Iris remained where she was, her frown deepening.

She really had felt like she’d been tumbling.

Slowly, she looked over towardsMabel’s Fury, now taxiing towards the runway, and, reached up, touching her hand to her head.

She wasn’t sure what made her do that, either.

Or probe her skull for a bruise.

There was no bruise.

Of course there wasn’t.

She hadn’t fallen.

And yet, as she pressed harder on her scalp, she was filled with a certain sense of a moment hurdled.

A pain missing.

‘How bad’s the pain?’ Nick asks me, still on the phone to 999.

‘I’m not sure,’ I say. ‘I can’t really feel it.’

‘You heard that?’ Nick says, into his phone.

They heard it.

‘The ambulance is on its way,’ he tells me.

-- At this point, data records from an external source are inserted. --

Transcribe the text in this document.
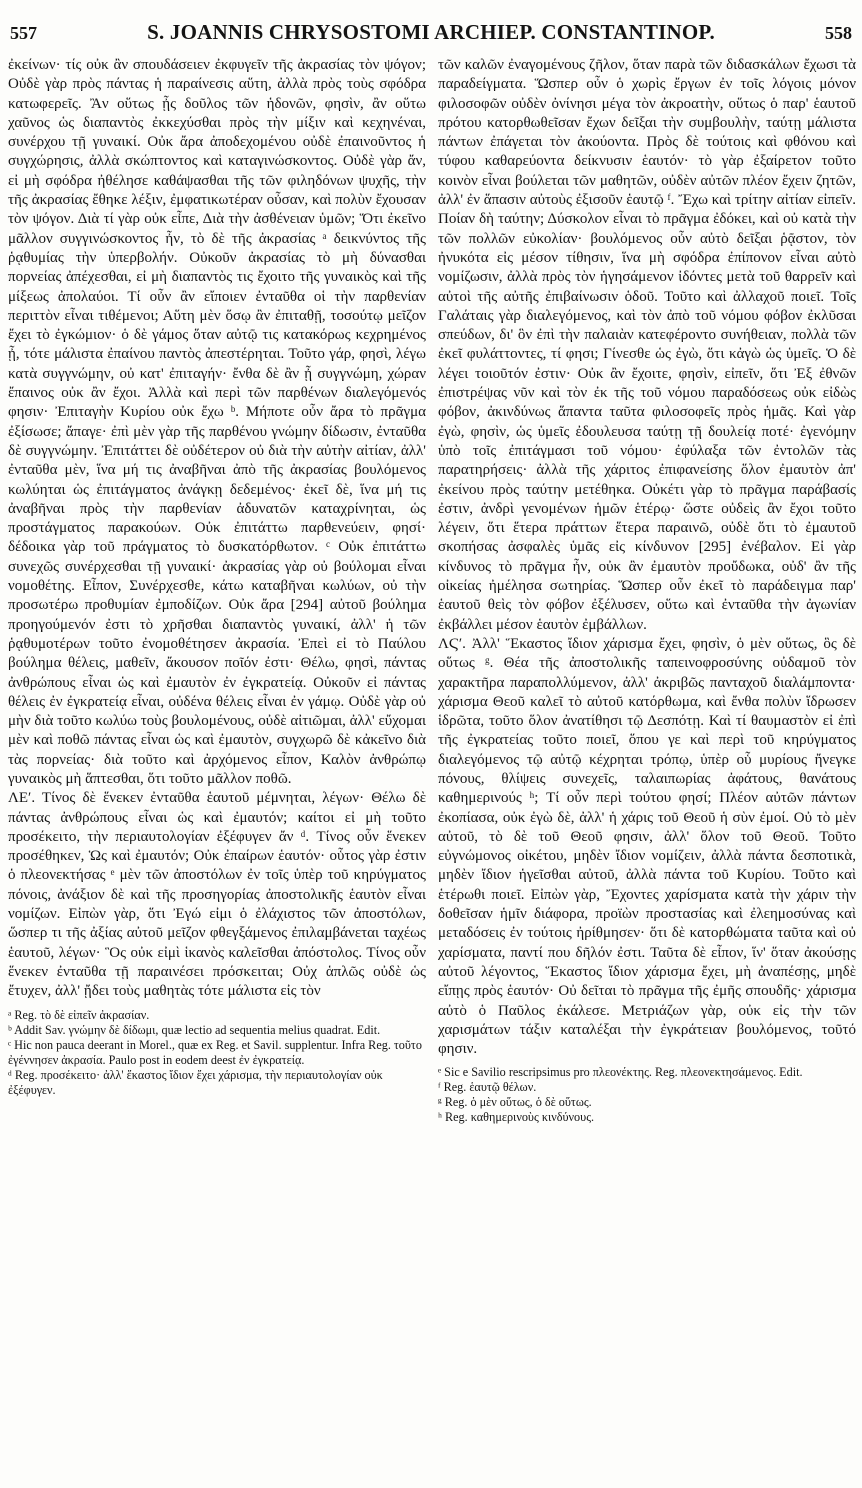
557	S. JOANNIS CHRYSOSTOMI ARCHIEP. CONSTANTINOP.	558

ἐκείνων· τίς οὐκ ἂν σπουδάσειεν ἐκφυγεῖν τῆς ἀκρασίας τὸν ψόγον; Οὐδὲ γὰρ πρὸς πάντας ἡ παραίνεσις αὕτη, ἀλλὰ πρὸς τοὺς σφόδρα κατωφερεῖς. Ἂν οὕτως ᾖς δοῦλος τῶν ἡδονῶν, φησὶν, ἂν οὕτω χαῦνος ὡς διαπαντὸς ἐκκεχύσθαι πρὸς τὴν μίξιν καὶ κεχηνέναι, συνέρχου τῇ γυναικί. Οὐκ ἄρα ἀποδεχομένου οὐδὲ ἐπαινοῦντος ἡ συγχώρησις, ἀλλὰ σκώπτοντος καὶ καταγινώσκοντος. Οὐδὲ γὰρ ἄν, εἰ μὴ σφόδρα ἠθέλησε καθάψασθαι τῆς τῶν φιληδόνων ψυχῆς, τὴν τῆς ἀκρασίας ἔθηκε λέξιν, ἐμφατικωτέραν οὖσαν, καὶ πολὺν ἔχουσαν τὸν ψόγον. Διὰ τί γὰρ οὐκ εἶπε, Διὰ τὴν ἀσθένειαν ὑμῶν; Ὅτι ἐκεῖνο μᾶλλον συγγινώσκοντος ἦν, τὸ δὲ τῆς ἀκρασίας ᵃ δεικνύντος τῆς ῥᾳθυμίας τὴν ὑπερβολήν. Οὐκοῦν ἀκρασίας τὸ μὴ δύνασθαι πορνείας ἀπέχεσθαι, εἰ μὴ διαπαντὸς τις ἔχοιτο τῆς γυναικὸς καὶ τῆς μίξεως ἀπολαύοι. Τί οὖν ἂν εἴποιεν ἐνταῦθα οἱ τὴν παρθενίαν περιττὸν εἶναι τιθέμενοι; Αὕτη μὲν ὅσῳ ἂν ἐπιταθῇ, τοσούτῳ μεῖζον ἔχει τὸ ἐγκώμιον· ὁ δὲ γάμος ὅταν αὐτῷ τις κατακόρως κεχρημένος ᾖ, τότε μάλιστα ἐπαίνου παντὸς ἀπεστέρηται. Τοῦτο γάρ, φησὶ, λέγω κατὰ συγγνώμην, οὐ κατ' ἐπιταγήν· ἔνθα δὲ ἂν ᾖ συγγνώμη, χώραν ἔπαινος οὐκ ἂν ἔχοι. Ἀλλὰ καὶ περὶ τῶν παρθένων διαλεγόμενός φησιν· Ἐπιταγὴν Κυρίου οὐκ ἔχω ᵇ. Μήποτε οὖν ἄρα τὸ πρᾶγμα ἐξίσωσε; ἄπαγε· ἐπὶ μὲν γὰρ τῆς παρθένου γνώμην δίδωσιν, ἐνταῦθα δὲ συγγνώμην. Ἐπιτάττει δὲ οὐδέτερον οὐ διὰ τὴν αὐτὴν αἰτίαν, ἀλλ' ἐνταῦθα μὲν, ἵνα μή τις ἀναβῆναι ἀπὸ τῆς ἀκρασίας βουλόμενος κωλύηται ὡς ἐπιτάγματος ἀνάγκῃ δεδεμένος· ἐκεῖ δὲ, ἵνα μή τις ἀναβῆναι πρὸς τὴν παρθενίαν ἀδυνατῶν καταχρίνηται, ὡς προστάγματος παρακούων. Οὐκ ἐπιτάττω παρθενεύειν, φησί· δέδοικα γὰρ τοῦ πράγματος τὸ δυσκατόρθωτον. ᶜ Οὐκ ἐπιτάττω συνεχῶς συνέρχεσθαι τῇ γυναικί· ἀκρασίας γὰρ οὐ βούλομαι εἶναι νομοθέτης. Εἶπον, Συνέρχεσθε, κάτω καταβῆναι κωλύων, οὐ τὴν προσωτέρω προθυμίαν ἐμποδίζων. Οὐκ ἄρα [294] αὐτοῦ βούλημα προηγούμενόν ἐστι τὸ χρῆσθαι διαπαντὸς γυναικί, ἀλλ' ἡ τῶν ῥᾳθυμοτέρων τοῦτο ἐνομοθέτησεν ἀκρασία. Ἐπεὶ εἰ τὸ Παύλου βούλημα θέλεις, μαθεῖν, ἄκουσον ποῖόν ἐστι· Θέλω, φησὶ, πάντας ἀνθρώπους εἶναι ὡς καὶ ἐμαυτὸν ἐν ἐγκρατείᾳ. Οὐκοῦν εἰ πάντας θέλεις ἐν ἐγκρατείᾳ εἶναι, οὐδένα θέλεις εἶναι ἐν γάμῳ. Οὐδὲ γὰρ οὐ μὴν διὰ τοῦτο κωλύω τοὺς βουλομένους, οὐδὲ αἰτιῶμαι, ἀλλ' εὔχομαι μὲν καὶ ποθῶ πάντας εἶναι ὡς καὶ ἐμαυτὸν, συγχωρῶ δὲ κἀκεῖνο διὰ τὰς πορνείας· διὰ τοῦτο καὶ ἀρχόμενος εἶπον, Καλὸν ἀνθρώπῳ γυναικὸς μὴ ἅπτεσθαι, ὅτι τοῦτο μᾶλλον ποθῶ.

ΛΕʹ. Τίνος δὲ ἕνεκεν ἐνταῦθα ἑαυτοῦ μέμνηται, λέγων· Θέλω δὲ πάντας ἀνθρώπους εἶναι ὡς καὶ ἐμαυτόν; καίτοι εἰ μὴ τοῦτο προσέκειτο, τὴν περιαυτολογίαν ἐξέφυγεν ἄν ᵈ. Τίνος οὖν ἕνεκεν προσέθηκεν, Ὡς καὶ ἐμαυτόν; Οὐκ ἐπαίρων ἑαυτόν· οὗτος γὰρ ἐστιν ὁ πλεονεκτήσας ᵉ μὲν τῶν ἀποστόλων ἐν τοῖς ὑπὲρ τοῦ κηρύγματος πόνοις, ἀνάξιον δὲ καὶ τῆς προσηγορίας ἀποστολικῆς ἑαυτὸν εἶναι νομίζων. Εἰπὼν γὰρ, ὅτι Ἐγώ εἰμι ὁ ἐλάχιστος τῶν ἀποστόλων, ὥσπερ τι τῆς ἀξίας αὐτοῦ μεῖζον φθεγξάμενος ἐπιλαμβάνεται ταχέως ἑαυτοῦ, λέγων· Ὃς οὐκ εἰμὶ ἱκανὸς καλεῖσθαι ἀπόστολος. Τίνος οὖν ἕνεκεν ἐνταῦθα τῇ παραινέσει πρόσκειται; Οὐχ ἁπλῶς οὐδὲ ὡς ἔτυχεν, ἀλλ' ᾔδει τοὺς μαθητὰς τότε μάλιστα εἰς τὸν

ᵃ Reg. τὸ δὲ εἰπεῖν ἀκρασίαν.
ᵇ Addit Sav. γνώμην δὲ δίδωμι, quæ lectio ad sequentia melius quadrat. Edit.
ᶜ Hic non pauca deerant in Morel., quæ ex Reg. et Savil. supplentur. Infra Reg. τοῦτο ἐγέννησεν ἀκρασία. Paulo post in eodem deest ἐν ἐγκρατείᾳ.
ᵈ Reg. προσέκειτο· ἀλλ' ἕκαστος ἴδιον ἔχει χάρισμα, τὴν περιαυτολογίαν οὐκ ἐξέφυγεν.

τῶν καλῶν ἐναγομένους ζῆλον, ὅταν παρὰ τῶν διδασκάλων ἔχωσι τὰ παραδείγματα. Ὥσπερ οὖν ὁ χωρὶς ἔργων ἐν τοῖς λόγοις μόνον φιλοσοφῶν οὐδὲν ὀνίνησι μέγα τὸν ἀκροατὴν, οὕτως ὁ παρ' ἑαυτοῦ πρότου κατορθωθεῖσαν ἔχων δεῖξαι τὴν συμβουλὴν, ταύτῃ μάλιστα πάντων ἐπάγεται τὸν ἀκούοντα. Πρὸς δὲ τούτοις καὶ φθόνου καὶ τύφου καθαρεύοντα δείκνυσιν ἑαυτόν· τὸ γὰρ ἐξαίρετον τοῦτο κοινὸν εἶναι βούλεται τῶν μαθητῶν, οὐδὲν αὐτῶν πλέον ἔχειν ζητῶν, ἀλλ' ἐν ἅπασιν αὐτοὺς ἐξισοῦν ἑαυτῷ ᶠ. Ἔχω καὶ τρίτην αἰτίαν εἰπεῖν. Ποίαν δὴ ταύτην; Δύσκολον εἶναι τὸ πρᾶγμα ἐδόκει, καὶ οὐ κατὰ τὴν τῶν πολλῶν εὐκολίαν· βουλόμενος οὖν αὐτὸ δεῖξαι ῥᾷστον, τὸν ἠνυκότα εἰς μέσον τίθησιν, ἵνα μὴ σφόδρα ἐπίπονον εἶναι αὐτὸ νομίζωσιν, ἀλλὰ πρὸς τὸν ἡγησάμενον ἰδόντες μετὰ τοῦ θαρρεῖν καὶ αὐτοὶ τῆς αὐτῆς ἐπιβαίνωσιν ὁδοῦ. Τοῦτο καὶ ἀλλαχοῦ ποιεῖ. Τοῖς Γαλάταις γὰρ διαλεγόμενος, καὶ τὸν ἀπὸ τοῦ νόμου φόβον ἐκλῦσαι σπεύδων, δι' ὃν ἐπὶ τὴν παλαιὰν κατεφέροντο συνήθειαν, πολλὰ τῶν ἐκεῖ φυλάττοντες, τί φησι; Γίνεσθε ὡς ἐγὼ, ὅτι κἀγὼ ὡς ὑμεῖς. Ὁ δὲ λέγει τοιοῦτόν ἐστιν· Οὐκ ἂν ἔχοιτε, φησὶν, εἰπεῖν, ὅτι Ἐξ ἐθνῶν ἐπιστρέψας νῦν καὶ τὸν ἐκ τῆς τοῦ νόμου παραδόσεως οὐκ εἰδὼς φόβον, ἀκινδύνως ἅπαντα ταῦτα φιλοσοφεῖς πρὸς ἡμᾶς. Καὶ γὰρ ἐγὼ, φησὶν, ὡς ὑμεῖς ἐδουλευσα ταύτῃ τῇ δουλείᾳ ποτέ· ἐγενόμην ὑπὸ τοῖς ἐπιτάγμασι τοῦ νόμου· ἐφύλαξα τῶν ἐντολῶν τὰς παρατηρήσεις· ἀλλὰ τῆς χάριτος ἐπιφανείσης ὅλον ἐμαυτὸν ἀπ' ἐκείνου πρὸς ταύτην μετέθηκα. Οὐκέτι γὰρ τὸ πρᾶγμα παράβασίς ἐστιν, ἀνδρὶ γενομένων ἡμῶν ἑτέρῳ· ὥστε οὐδεὶς ἂν ἔχοι τοῦτο λέγειν, ὅτι ἕτερα πράττων ἕτερα παραινῶ, οὐδὲ ὅτι τὸ ἐμαυτοῦ σκοπήσας ἀσφαλὲς ὑμᾶς εἰς κίνδυνον [295] ἐνέβαλον. Εἰ γὰρ κίνδυνος τὸ πρᾶγμα ἦν, οὐκ ἂν ἐμαυτὸν προὔδωκα, οὐδ' ἂν τῆς οἰκείας ἠμέλησα σωτηρίας. Ὥσπερ οὖν ἐκεῖ τὸ παράδειγμα παρ' ἑαυτοῦ θεὶς τὸν φόβον ἐξέλυσεν, οὕτω καὶ ἐνταῦθα τὴν ἀγωνίαν ἐκβάλλει μέσον ἑαυτὸν ἐμβάλλων.

ΛϚʹ. Ἀλλ' Ἕκαστος ἴδιον χάρισμα ἔχει, φησὶν, ὁ μὲν οὕτως, ὃς δὲ οὕτως ᵍ. Θέα τῆς ἀποστολικῆς ταπεινοφροσύνης οὐδαμοῦ τὸν χαρακτῆρα παραπολλύμενον, ἀλλ' ἀκριβῶς πανταχοῦ διαλάμποντα· χάρισμα Θεοῦ καλεῖ τὸ αὐτοῦ κατόρθωμα, καὶ ἔνθα πολὺν ἵδρωσεν ἱδρῶτα, τοῦτο ὅλον ἀνατίθησι τῷ Δεσπότῃ. Καὶ τί θαυμαστὸν εἰ ἐπὶ τῆς ἐγκρατείας τοῦτο ποιεῖ, ὅπου γε καὶ περὶ τοῦ κηρύγματος διαλεγόμενος τῷ αὐτῷ κέχρηται τρόπῳ, ὑπὲρ οὗ μυρίους ἤνεγκε πόνους, θλίψεις συνεχεῖς, ταλαιπωρίας ἀφάτους, θανάτους καθημερινούς ʰ; Τί οὖν περὶ τούτου φησί; Πλέον αὐτῶν πάντων ἐκοπίασα, οὐκ ἐγὼ δὲ, ἀλλ' ἡ χάρις τοῦ Θεοῦ ἡ σὺν ἐμοί. Οὐ τὸ μὲν αὐτοῦ, τὸ δὲ τοῦ Θεοῦ φησιν, ἀλλ' ὅλον τοῦ Θεοῦ. Τοῦτο εὐγνώμονος οἰκέτου, μηδὲν ἴδιον νομίζειν, ἀλλὰ πάντα δεσποτικὰ, μηδὲν ἴδιον ἡγεῖσθαι αὐτοῦ, ἀλλὰ πάντα τοῦ Κυρίου. Τοῦτο καὶ ἑτέρωθι ποιεῖ. Εἰπὼν γὰρ, Ἔχοντες χαρίσματα κατὰ τὴν χάριν τὴν δοθεῖσαν ἡμῖν διάφορα, προϊὼν προστασίας καὶ ἐλεημοσύνας καὶ μεταδόσεις ἐν τούτοις ἠρίθμησεν· ὅτι δὲ κατορθώματα ταῦτα καὶ οὐ χαρίσματα, παντί που δῆλόν ἐστι. Ταῦτα δὲ εἶπον, ἵν' ὅταν ἀκούσῃς αὐτοῦ λέγοντος, Ἕκαστος ἴδιον χάρισμα ἔχει, μὴ ἀναπέσῃς, μηδὲ εἴπῃς πρὸς ἑαυτόν· Οὐ δεῖται τὸ πρᾶγμα τῆς ἐμῆς σπουδῆς· χάρισμα αὐτὸ ὁ Παῦλος ἐκάλεσε. Μετριάζων γὰρ, οὐκ εἰς τὴν τῶν χαρισμάτων τάξιν καταλέξαι τὴν ἐγκράτειαν βουλόμενος, τοῦτό φησιν.

ᵉ Sic e Savilio rescripsimus pro πλεονέκτης. Reg. πλεονεκτησάμενος. Edit.
ᶠ Reg. ἑαυτῷ θέλων.
ᵍ Reg. ὁ μὲν οὕτως, ὁ δὲ οὕτως.
ʰ Reg. καθημερινοὺς κινδύνους.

I open my mouth to protest again.

I don’t need an ambulance,I intend to say.

But, ‘Can you come too?’ I ask Nick instead.

‘Of course I’ll come,’ he tells me.

And I realise, as he tightens his grasp around mine, that, for the first time since last Friday, he’s holding my hand.

‘The strangest thing just happened to me,’ Iris said to Clare, once the squadron was gone, Browning was fetching tea, and they were alone in the control room. ‘I can’t make any sense of it.’

‘Sense of what?’ said Clare, leaning back in her chair.